The story of global climate change and disease is what a newspaper reporter would call great copy. It has dire predictions of pestilence and death, with the imprimatur of topnotch science. The plague is coming, and it's coming home to the developed world. The idea, as proposed by a handful of public health researchers, is that global warming and the attendant climatic extremes of floods and droughts, storms and heat waves, may play havoc with public health. As the heat rises, hundreds of thousands may die yearly from heat-related ailments, while disease vectors and their pathogens may be redistributed far and wide with apocalyptic results. "To the layman," wrote Harvard physician Paul Epstein in The Washington Post, "it means a global spread of infections."

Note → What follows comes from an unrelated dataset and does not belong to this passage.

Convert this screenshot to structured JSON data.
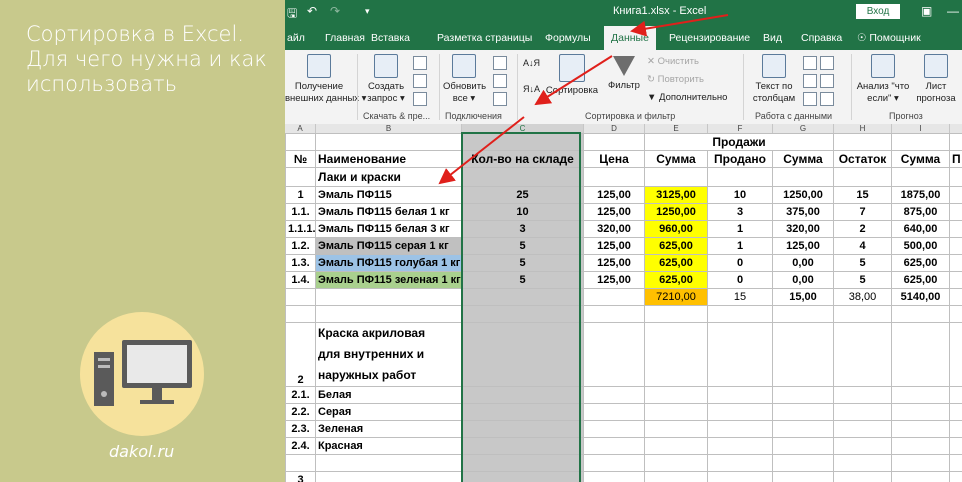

Epstein and others have predicted that deaths from malaria may increase by a million a year; that malaria, dengue, and yellow fever may move north into the United States and Europe; that cholera epidemics may intensify; and that emerging diseases such as hantavirus and Ebola may run rampant. Already, they say, bursts of warming from short-lived climate shifts like the Pacific warming called El Ni±o may have triggered disease outbreaks that offer an ominous preview of what is to come. If it is not the beginning of the end, it has certainly read like it: "Global Fever" was just one of the headlines, from the 8 July 1996 Time. It continued: "Climate change threatens more than megastorms, floods and droughts. The real peril may be disease." Even Science was suitably concerned: "If the Mercury Soars, So May Health Hazards" (17 February 1995, p. 957).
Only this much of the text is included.